ENGL 480

This course examines a selection of literature and film that addresses the complexities of transnational movement across the Pacific.  Students will read texts that come from both East Asian (i.e. Chinese, Japanese, Korean) and South Asian (i.e. Indian, Pakistani) diasporas, and consider how various writers respond to and rewrite dominant representations of Asia in mainstream cultures.  Such representations include widely circulated racial stereotypes such as enemy alien and model minority, as well as the longstanding perception and exploitation of Asians as a source of cheap and expendable labour.  Students will also consider how issues such as language and translation, geographic location, culture and identity, and gender and sexuality shape the ways in which diasporic texts are read and the social labour they perform.  Required readings in theories of diaspora, transnationalism, and cultural identities will provide conceptual frameworks for situating and analyzing the primary works of literature and film.  Students will be encouraged to engage with locally-based diasporic communities as well as their histories of cultural activism through visits to community sites, archives, and (when possible) through classroom conversations with visiting writers and activists.

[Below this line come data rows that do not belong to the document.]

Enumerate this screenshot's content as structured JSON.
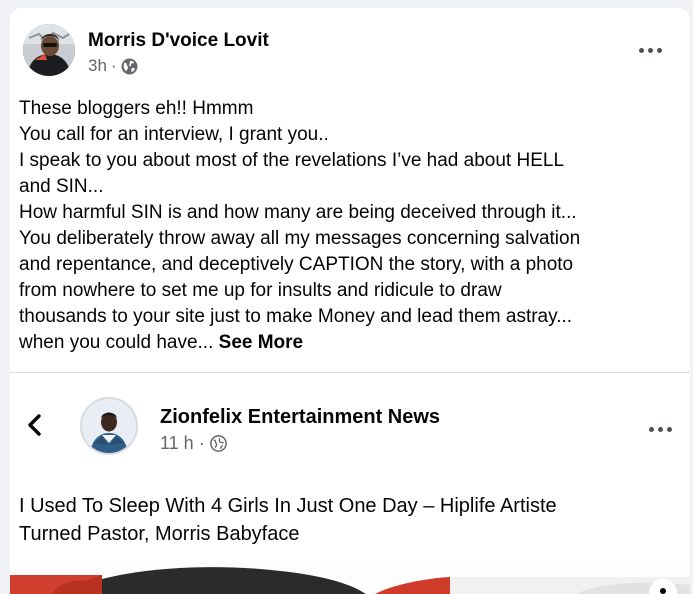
{
  "post": {
    "author": "Morris D'voice Lovit",
    "time": "3h",
    "separator": "·",
    "audience_icon": "globe-icon",
    "more_icon": "more-horizontal-icon",
    "text_lines": [
      "These bloggers eh!! Hmmm",
      "You call for an interview, I grant you..",
      "I speak to you about most of the revelations I’ve had about HELL",
      "and SIN...",
      "How harmful SIN is and how many are being deceived through it...",
      "You deliberately throw away all my messages concerning salvation",
      "and repentance, and deceptively CAPTION the story, with a photo",
      "from nowhere to set me up for insults and ridicule to draw",
      "thousands to your site just to make Money and lead them astray...",
      "when you could have..."
    ],
    "see_more": "See More"
  },
  "shared": {
    "back_icon": "chevron-left-icon",
    "page_name": "Zionfelix Entertainment News",
    "time": "11 h",
    "separator": "·",
    "audience_icon": "globe-icon",
    "more_icon": "more-horizontal-icon",
    "title_lines": [
      "I Used To Sleep With 4 Girls In Just One Day – Hiplife Artiste",
      "Turned Pastor, Morris Babyface"
    ]
  },
  "colors": {
    "background": "#f0f2f5",
    "card": "#ffffff",
    "primary_text": "#050505",
    "secondary_text": "#65676b",
    "divider": "#dadde1"
  }
}
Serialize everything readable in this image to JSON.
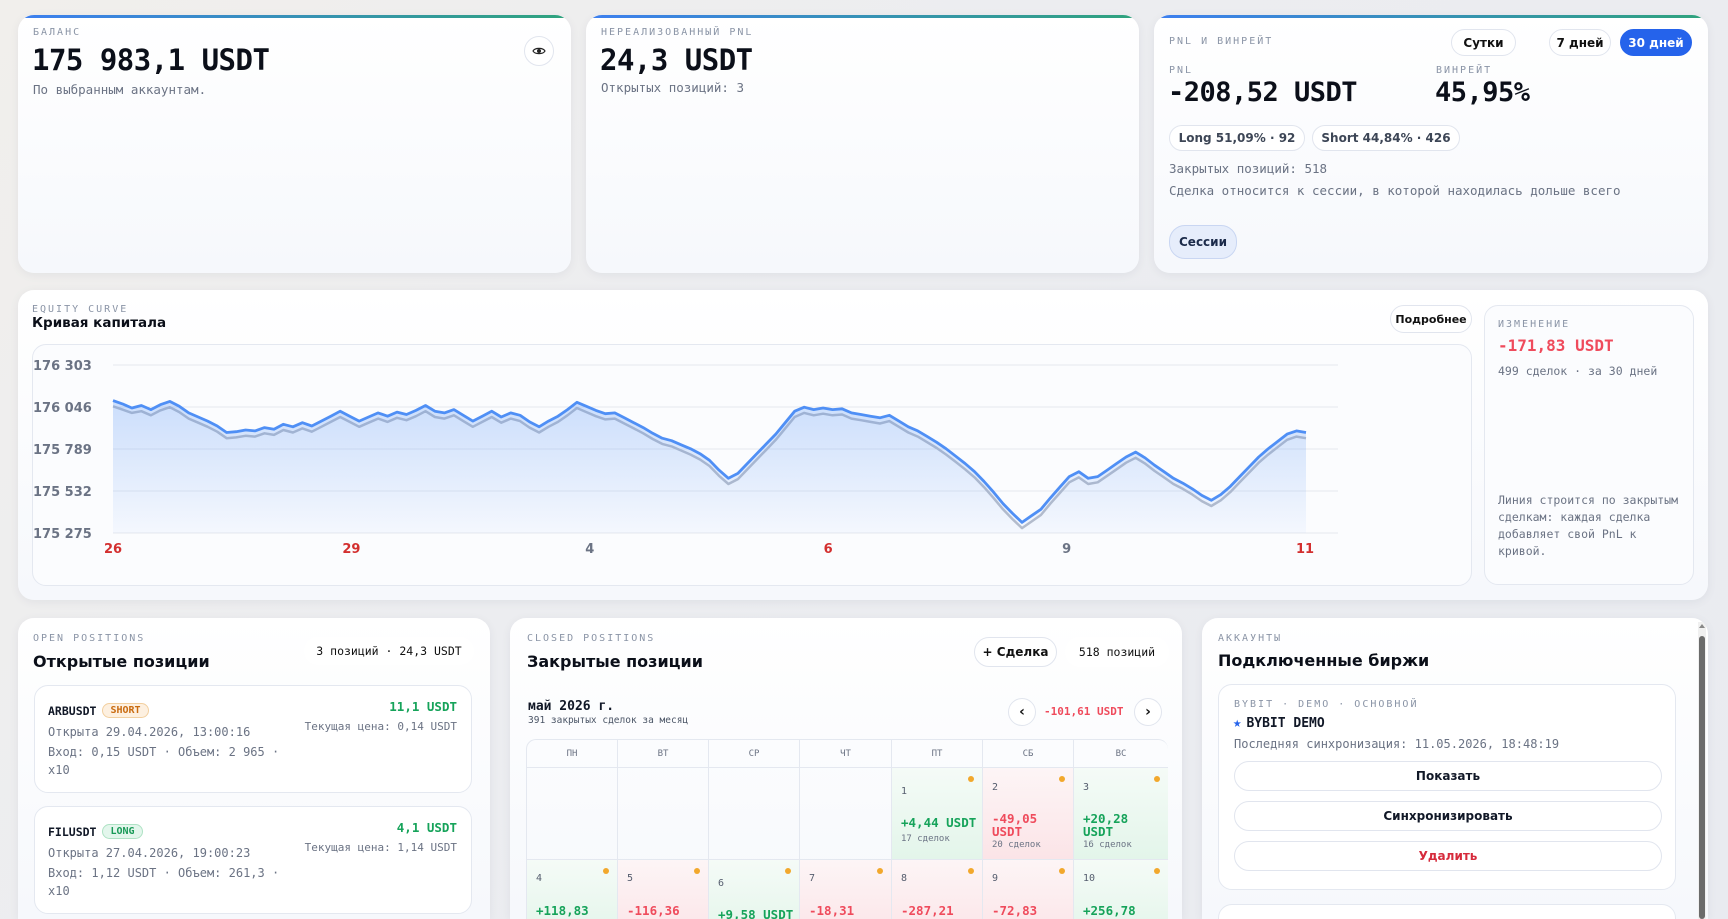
{
  "balance": {
    "eyebrow": "БАЛАНС",
    "value": "175 983,1 USDT",
    "note": "По выбранным аккаунтам."
  },
  "unrealized": {
    "eyebrow": "НЕРЕАЛИЗОВАННЫЙ PNL",
    "value": "24,3 USDT",
    "note": "Открытых позиций: 3"
  },
  "pnl": {
    "eyebrow": "PNL И ВИНРЕЙТ",
    "periods": [
      "Сутки",
      "7 дней",
      "30 дней"
    ],
    "active_period": "30 дней",
    "pnl_label": "PNL",
    "pnl_value": "-208,52 USDT",
    "winrate_label": "ВИНРЕЙТ",
    "winrate_value": "45,95%",
    "long_chip": "Long 51,09% · 92",
    "short_chip": "Short 44,84% · 426",
    "closed": "Закрытых позиций: 518",
    "session_note": "Сделка относится к сессии, в которой находилась дольше всего",
    "sessions_button": "Сессии"
  },
  "equity": {
    "eyebrow": "EQUITY CURVE",
    "title": "Кривая капитала",
    "more_button": "Подробнее",
    "change_eyebrow": "ИЗМЕНЕНИЕ",
    "change_value": "-171,83 USDT",
    "change_note": "499 сделок · за 30 дней",
    "footnote": "Линия строится по закрытым сделкам: каждая сделка добавляет свой PnL к кривой."
  },
  "chart_data": {
    "type": "area",
    "title": "Кривая капитала",
    "xlabel": "",
    "ylabel": "",
    "y_ticks": [
      "176 303",
      "176 046",
      "175 789",
      "175 532",
      "175 275"
    ],
    "x_ticks": [
      "26",
      "29",
      "4",
      "6",
      "9",
      "11"
    ],
    "x_tick_colors": [
      "#d32f2f",
      "#d32f2f",
      "#6b7384",
      "#d32f2f",
      "#6b7384",
      "#d32f2f"
    ],
    "ylim": [
      175275,
      176303
    ],
    "grid": true,
    "series": [
      {
        "color": "#4f8ff5",
        "values": [
          176085,
          176065,
          176040,
          176055,
          176030,
          176060,
          176080,
          176050,
          176010,
          175985,
          175960,
          175930,
          175890,
          175895,
          175905,
          175900,
          175920,
          175910,
          175940,
          175925,
          175950,
          175930,
          175960,
          175990,
          176020,
          175990,
          175960,
          175985,
          176010,
          175990,
          176015,
          176000,
          176025,
          176055,
          176020,
          176010,
          176030,
          175995,
          175960,
          175990,
          176020,
          175985,
          176010,
          175995,
          175955,
          175925,
          175960,
          175990,
          176030,
          176075,
          176050,
          176025,
          176005,
          176010,
          175980,
          175950,
          175920,
          175885,
          175855,
          175840,
          175815,
          175790,
          175760,
          175720,
          175660,
          175610,
          175640,
          175700,
          175760,
          175820,
          175880,
          175950,
          176020,
          176045,
          176030,
          176040,
          176030,
          176035,
          176010,
          176000,
          175990,
          175980,
          175995,
          175960,
          175925,
          175900,
          175865,
          175830,
          175790,
          175745,
          175700,
          175650,
          175590,
          175525,
          175455,
          175395,
          175340,
          175380,
          175420,
          175490,
          175555,
          175620,
          175650,
          175610,
          175620,
          175660,
          175700,
          175740,
          175770,
          175735,
          175690,
          175650,
          175610,
          175580,
          175545,
          175505,
          175475,
          175510,
          175560,
          175620,
          175680,
          175740,
          175790,
          175835,
          175880,
          175900,
          175890
        ]
      },
      {
        "color": "#b9bec9",
        "values": [
          176050,
          176030,
          176010,
          176020,
          175995,
          176025,
          176045,
          176015,
          175975,
          175950,
          175925,
          175895,
          175855,
          175860,
          175870,
          175865,
          175885,
          175875,
          175905,
          175890,
          175915,
          175895,
          175925,
          175955,
          175985,
          175955,
          175925,
          175950,
          175975,
          175955,
          175980,
          175965,
          175990,
          176020,
          175985,
          175975,
          175995,
          175960,
          175925,
          175955,
          175985,
          175950,
          175975,
          175960,
          175920,
          175890,
          175925,
          175955,
          175995,
          176040,
          176015,
          175990,
          175970,
          175975,
          175945,
          175915,
          175885,
          175850,
          175820,
          175805,
          175780,
          175755,
          175725,
          175685,
          175625,
          175575,
          175605,
          175665,
          175725,
          175785,
          175845,
          175915,
          175985,
          176010,
          175995,
          176005,
          175995,
          176000,
          175975,
          175965,
          175955,
          175945,
          175960,
          175925,
          175890,
          175865,
          175830,
          175795,
          175755,
          175710,
          175665,
          175615,
          175555,
          175490,
          175420,
          175360,
          175305,
          175345,
          175385,
          175455,
          175520,
          175585,
          175615,
          175575,
          175585,
          175625,
          175665,
          175705,
          175735,
          175700,
          175655,
          175615,
          175575,
          175545,
          175510,
          175470,
          175440,
          175475,
          175525,
          175585,
          175645,
          175705,
          175755,
          175800,
          175845,
          175865,
          175855
        ]
      }
    ]
  },
  "open_positions": {
    "eyebrow": "OPEN POSITIONS",
    "title": "Открытые позиции",
    "summary": "3 позиций · 24,3 USDT",
    "items": [
      {
        "symbol": "ARBUSDT",
        "side": "SHORT",
        "pnl": "11,1 USDT",
        "opened": "Открыта 29.04.2026, 13:00:16",
        "price": "Текущая цена: 0,14 USDT",
        "details": "Вход: 0,15 USDT · Объем: 2 965 ·",
        "leverage": "x10"
      },
      {
        "symbol": "FILUSDT",
        "side": "LONG",
        "pnl": "4,1 USDT",
        "opened": "Открыта 27.04.2026, 19:00:23",
        "price": "Текущая цена: 1,14 USDT",
        "details": "Вход: 1,12 USDT · Объем: 261,3 ·",
        "leverage": "x10"
      }
    ]
  },
  "closed_positions": {
    "eyebrow": "CLOSED POSITIONS",
    "title": "Закрытые позиции",
    "add_button": "+ Сделка",
    "count": "518 позиций",
    "month": "май 2026 г.",
    "month_note": "391 закрытых сделок за месяц",
    "month_pnl": "-101,61 USDT",
    "prev": "‹",
    "next": "›",
    "weekdays": [
      "ПН",
      "ВТ",
      "СР",
      "ЧТ",
      "ПТ",
      "СБ",
      "ВС"
    ],
    "week1": [
      {
        "day": "1",
        "value": "+4,44 USDT",
        "count": "17 сделок",
        "type": "pos"
      },
      {
        "day": "2",
        "value": "-49,05 USDT",
        "count": "20 сделок",
        "type": "neg"
      },
      {
        "day": "3",
        "value": "+20,28 USDT",
        "count": "16 сделок",
        "type": "pos"
      }
    ],
    "week2": [
      {
        "day": "4",
        "value": "+118,83",
        "type": "pos"
      },
      {
        "day": "5",
        "value": "-116,36",
        "type": "neg"
      },
      {
        "day": "6",
        "value": "+9,58 USDT",
        "type": "pos"
      },
      {
        "day": "7",
        "value": "-18,31",
        "type": "neg"
      },
      {
        "day": "8",
        "value": "-287,21",
        "type": "neg"
      },
      {
        "day": "9",
        "value": "-72,83",
        "type": "neg"
      },
      {
        "day": "10",
        "value": "+256,78",
        "type": "pos"
      }
    ]
  },
  "accounts": {
    "eyebrow": "АККАУНТЫ",
    "title": "Подключенные биржи",
    "account_eyebrow": "BYBIT · DEMO · ОСНОВНОЙ",
    "account_name": "BYBIT DEMO",
    "sync": "Последняя синхронизация: 11.05.2026, 18:48:19",
    "show_button": "Показать",
    "sync_button": "Синхронизировать",
    "delete_button": "Удалить"
  },
  "icons": {
    "eye": "eye-icon",
    "star": "star-icon"
  }
}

In the 2016 iteration of this course,  ACAM faculty Dr. Glenn Deer invited his students to consider the complexity of Asian diasporic cultural production through the lens of diasporic foodways.  Students were encouraged to explore food in literature, cookbooks, and films across different cultures and borders in North America, with a particular focus on Vancouver and wider Vancouver suburban contexts.  To facilitate conversations around the creative possibility of the intersections between writing, filmmaking, and food, the course also featured class visits from award-winning filmmaker Cheuk Kwan and cinematographer Kwoi Gin; Janice Wong, author of Chow: From China to Canada: Memories of Food + Family; and some of the contributors to Eating Stories.  Moreover, as part of ACAM’s larger efforts in community collaboration and outreach, a selection of student video projects were shown in Richmond Museum’s exhibition entitled Our Journey Here: Telling Stories About Food, Cooking, and Eating in Richmond, BC in July 2017.

 

From left to right: filmmaker Cheuk Kwan, class instructor Glenn Deer, cinematographer Kwoi Gin, ACAM director Chris Lee, and UBC Liaison Librarian Allan Cho.